70 Years Ago in 4-H History: National 4-H Calendar Program Begins Calendars and Helps Build National 4-H Center

Calendars Helped Build National 4-H Center

The 4-H program enjoys a “national home” and focus of its citizenship education right outside of Washington, DC, the center of our country’s democracy. 4-H’ers themselves contributed money to this proposed center but, also, revenue from the National 4-H Calendar Program helped significantly to bring that dream to fruition.

1949 National 4-H Calendar produced by Brown & Bigelow Co.

Long ago, when calendars were first sold to local businesses for advertisement, 4-H was approached by national calendar companies to appear on calendars, and the six-decade National 4-H Calendar Program began. For use of the 4-H name and emblem, companies paid a 10% royalty on sales of 4-H calendars to be used for the development of the National 4-H Center. During the first decade, between 1949 and 1959, $377,000. was made available for the rebuilding and maintenance of the 4-H Center in Chevy Chase, Maryland.

The program was announced in 1947 with approval of the Committee on Organization and Policy of the Land-Grant Colleges and State directors of Extension (ECOP), to be conducted with the cooperation of the National Committee on Boys’ and Girls’ Club Work of Chicago. In addition to helping purchase and develop the National 4-H Club Center, the production of a calendar would:

  • Gain prestige for the 4-H movement;
  • Bring 4-H activities to the attention of the general public;
  • Increase membership through a widened knowledge of what 4-H Clubs do; and
  • Establish a royalty fund to assist in further development of the 4-H program.
1949 National 4-H Calendar by Thos.D. Murphy Co.

The earliest 4-H calendars were actually produced in the late 1930s and early 1940s by the Thos. D. Murphy company of Red Oak, Iowa. However, when calendars became more popular after the war, Brown & Bigelow company of St. Paul, Minnesota, was also approved to produce and sell 4-H calendars. However, the first national 4-H calendars didn’t appear in the public until 1949 because of the production, sales and shipping time required, including:

  • Year one – subject chosen and artist paints illustration for calendar;
  • Year two – calendar is advertised to local businesses across country, orders taken and requisite numbers of calendars printed and shipped to each buyer with their name on it; and
  • Year three – calendars are presented to local businesses who purchased the calendars as gifts to their customers.

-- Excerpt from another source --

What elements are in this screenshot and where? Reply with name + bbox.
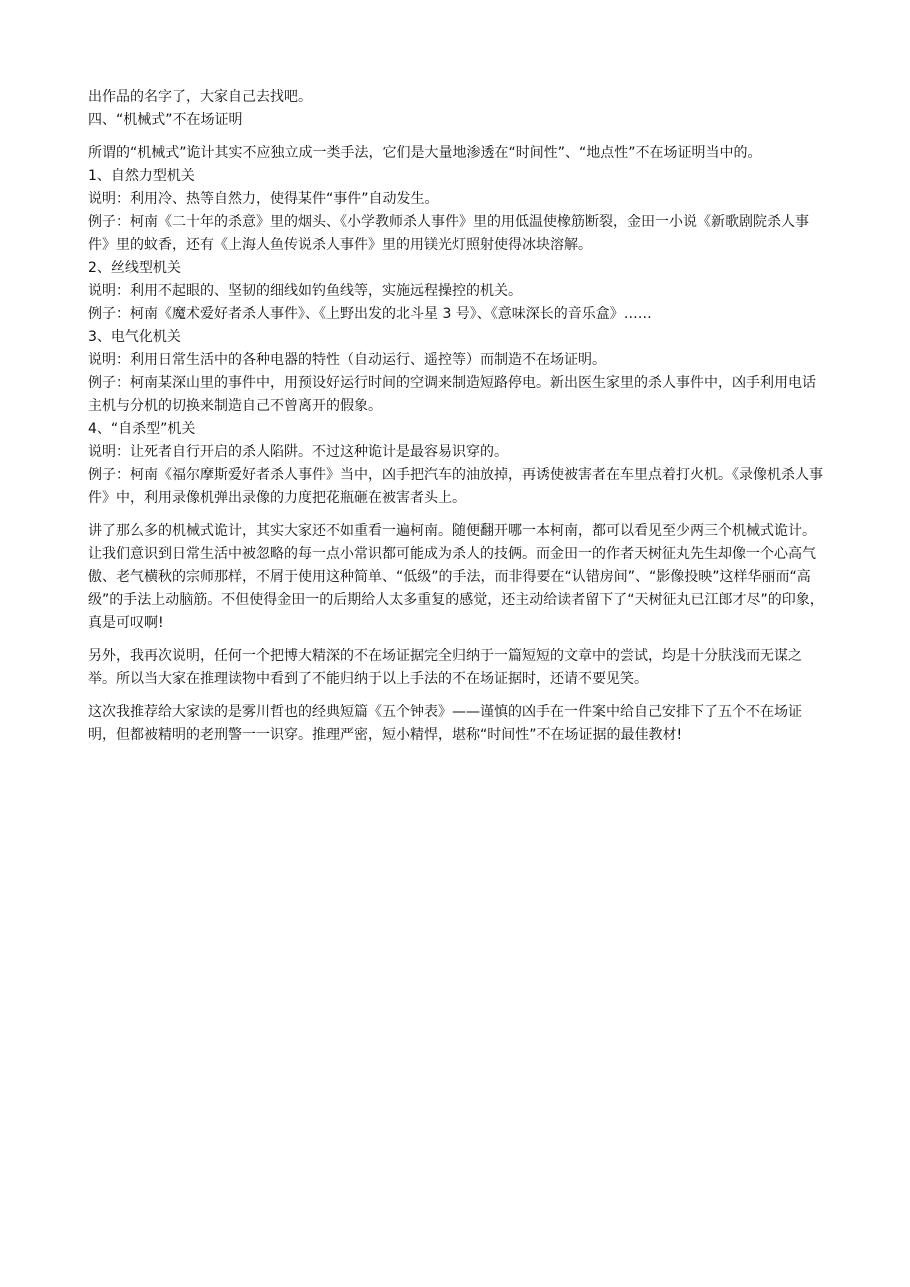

The Brown & Bigelow 4-H calendars had a circulation of nearly a half million the first year and combined calendar sales exceeding a million and a half by the second year. The first year’s royalties were over $25,000.

In addition to Brown & Bigelow and the Murphy Company, other calendar companies joined the National 4-H Calendar Program producing different annual calendars in their respective print shops. Shaw-Barton, Inc., Coshocton, Ohio, was authorized to manufacture 4-H calendars on April 15, 1948; Gerlach-Barklow Co., Joliet, Illinois, authorized on July 23, 1946; Gettier-Montanye, Inc., Glyndon, Maryland, authorized on February 3, 1947; and Custom-Cal Co., Atlanta, Georgia, authorized on December 17, 1954.

You can learn more about the program and view all of the images that we have found in the updated website section at:

http://4-HHistoryPreservation.com/History/Calendars/Calendar_Art_Catalog.pdf

We are always looking for more images of these historic calendars, so if you have one or know someone who has one, please let us know at: Info@4hHistoryPreservation.com .

Next time you visit the National 4-H Conference Center, check the Heritage Hallway to see the original pieces of art; truly pieces of Americana. As you walk that Hallway, recall that those national 4-H calendars helped build the “national home” of 4-H.